Dès la première page de l’essai, René Schwok pose la question tout de go : le Sonderfall est-il en voie d’obsolescence ? Assiste-on à une normalisation de la Suisse ou plutôt à la persistance de ses spécificités ? Pour répondre à cette question, Schwok passe en revue les six spécificités suisses les plus importantes en matière de politique extérieure, à savoir les politiques de sécurité, de neutralité, la démocratie directe, le fédéralisme, le gouvernement de grande coalition et les particularités de la place économique. Sa réponse se construit sous forme d'un mouvement de va-et-vient entre adaptation (normalisation vis-à-vis de ses voisins) et résistance du « modèle » suisse.

Du côté de la normalisation, l’entrée de la Suisse dans l’ONU (suite au vote populaire de 2002) fait figure d’exemple particulièrement symbolique. Au vu des nombreuses réticences qui ont parsemé les relations Suisse-ONU, il est crucial de saisir la profondeur des changements à l’œuvre pour qu’un Suisse – Joseph Deiss – soit amené à présider l’assemblée générale de l’ONU en 2011. Du côté des résistances, la poursuite de la politique de neutralité, la politique de sécurité mais également l’ancrage de la politique extérieure dans le débat national continuent de faire de la Suisse un Sonderfall. Pour Schwok, si la Suisse s’est quelque peu « normalisée » dans certains domaines, il n’en demeure pas moins que, de manière générale, ce Sonderfall s’est renforcé.

Que peut-on retenir de l’exposé du professeur genevois ? Avant toutes choses, l’ouvrage de Schwok rappelle la prééminence de l’idée de Sonderfall dans les débats nationaux autour de la politique extérieure. Systématiquement, les citoyens perçoivent leur pays comme étant un cas particulier. D’aucun n’hésiterait pas à parler de psyché national. Sans surprise, cette façon de se percevoir influe les décisions de fond. Les décideurs politiques cherchent à rendre compte des évolutions de certaines spécificités à l’aune de ce prisme du Sonderfall. A ce titre, peut-on imaginer meilleur exemple que la « neutralité active » chère à Micheline Calmy-Rey ? Conserver l’idée d’une Suisse neutre – et donc différente des autres – tout  en cherchant à se ménager une certaine marge de manœuvre politique.

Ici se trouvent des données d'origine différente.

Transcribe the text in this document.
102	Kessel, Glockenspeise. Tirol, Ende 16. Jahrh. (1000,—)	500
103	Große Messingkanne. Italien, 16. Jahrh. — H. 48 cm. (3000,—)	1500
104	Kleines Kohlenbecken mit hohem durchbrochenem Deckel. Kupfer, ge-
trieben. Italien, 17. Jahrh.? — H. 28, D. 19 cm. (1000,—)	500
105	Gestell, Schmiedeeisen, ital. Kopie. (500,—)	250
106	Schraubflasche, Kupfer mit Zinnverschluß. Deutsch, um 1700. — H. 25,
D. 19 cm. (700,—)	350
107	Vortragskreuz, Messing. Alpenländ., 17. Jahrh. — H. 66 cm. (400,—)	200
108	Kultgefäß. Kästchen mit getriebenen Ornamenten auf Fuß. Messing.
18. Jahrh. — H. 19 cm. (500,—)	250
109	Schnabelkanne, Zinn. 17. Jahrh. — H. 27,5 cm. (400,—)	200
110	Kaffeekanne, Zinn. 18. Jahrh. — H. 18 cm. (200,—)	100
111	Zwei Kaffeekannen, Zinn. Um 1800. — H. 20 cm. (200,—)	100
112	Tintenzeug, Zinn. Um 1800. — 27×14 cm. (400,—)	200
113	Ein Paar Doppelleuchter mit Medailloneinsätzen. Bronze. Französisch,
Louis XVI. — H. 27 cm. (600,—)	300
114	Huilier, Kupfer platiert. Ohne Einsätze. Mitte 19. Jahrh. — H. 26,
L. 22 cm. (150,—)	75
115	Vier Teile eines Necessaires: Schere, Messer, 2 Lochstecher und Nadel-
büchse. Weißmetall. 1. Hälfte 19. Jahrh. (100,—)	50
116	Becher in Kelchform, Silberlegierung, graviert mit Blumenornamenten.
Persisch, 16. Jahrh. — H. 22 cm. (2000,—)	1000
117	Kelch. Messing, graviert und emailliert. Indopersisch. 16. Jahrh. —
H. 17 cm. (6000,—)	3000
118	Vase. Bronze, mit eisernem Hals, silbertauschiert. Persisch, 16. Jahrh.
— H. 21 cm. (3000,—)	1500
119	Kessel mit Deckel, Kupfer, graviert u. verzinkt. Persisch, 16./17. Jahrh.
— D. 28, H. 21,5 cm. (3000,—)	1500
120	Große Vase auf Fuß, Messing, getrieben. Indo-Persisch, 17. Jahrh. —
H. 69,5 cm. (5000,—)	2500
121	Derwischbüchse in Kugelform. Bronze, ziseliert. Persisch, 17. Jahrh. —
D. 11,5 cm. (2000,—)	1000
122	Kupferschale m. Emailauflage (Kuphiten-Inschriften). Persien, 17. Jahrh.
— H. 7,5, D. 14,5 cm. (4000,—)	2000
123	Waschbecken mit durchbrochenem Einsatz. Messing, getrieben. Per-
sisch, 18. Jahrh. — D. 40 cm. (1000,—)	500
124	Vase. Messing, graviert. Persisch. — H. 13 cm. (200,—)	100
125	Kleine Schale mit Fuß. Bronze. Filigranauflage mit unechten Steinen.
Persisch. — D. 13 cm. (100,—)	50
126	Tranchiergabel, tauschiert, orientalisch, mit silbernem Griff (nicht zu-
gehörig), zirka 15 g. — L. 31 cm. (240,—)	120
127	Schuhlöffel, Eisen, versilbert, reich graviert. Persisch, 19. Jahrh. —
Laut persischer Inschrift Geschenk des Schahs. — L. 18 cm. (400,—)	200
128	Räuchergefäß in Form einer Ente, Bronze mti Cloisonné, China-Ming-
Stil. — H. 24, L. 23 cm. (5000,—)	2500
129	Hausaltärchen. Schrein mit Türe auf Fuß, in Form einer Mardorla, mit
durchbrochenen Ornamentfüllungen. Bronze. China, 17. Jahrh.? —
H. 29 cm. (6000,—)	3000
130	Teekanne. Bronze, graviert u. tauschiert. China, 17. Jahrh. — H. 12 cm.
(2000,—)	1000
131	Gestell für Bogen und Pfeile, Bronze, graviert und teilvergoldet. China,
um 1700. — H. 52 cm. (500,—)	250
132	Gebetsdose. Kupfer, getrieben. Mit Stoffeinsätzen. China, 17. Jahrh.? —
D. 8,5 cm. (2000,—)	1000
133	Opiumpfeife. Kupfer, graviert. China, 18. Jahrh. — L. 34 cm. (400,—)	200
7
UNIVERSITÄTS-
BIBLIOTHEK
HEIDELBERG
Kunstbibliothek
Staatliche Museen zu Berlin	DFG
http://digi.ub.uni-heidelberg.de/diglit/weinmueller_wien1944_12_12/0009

En filigrane, l’ouvrage de Schwok fait de plus apparaître que la Suisse est bien souvent poussée à l’évolution. L’ancrage très fort de la politique extérieure dans le débat national, mais également l’image que les Suisses entretiennent d’eux-mêmes, empêchent souvent le gouvernement d’être proactif et – presque un gros mot – visionnaire. Il en résulte une Suisse souvent acculée à l’action par les pressions internationales. Prenons acte et espérons que l’essai de René Schwok puisse résonner comme une invitation à penser de manière stratégique les deux prochaines décennies de la politique extérieure suisse.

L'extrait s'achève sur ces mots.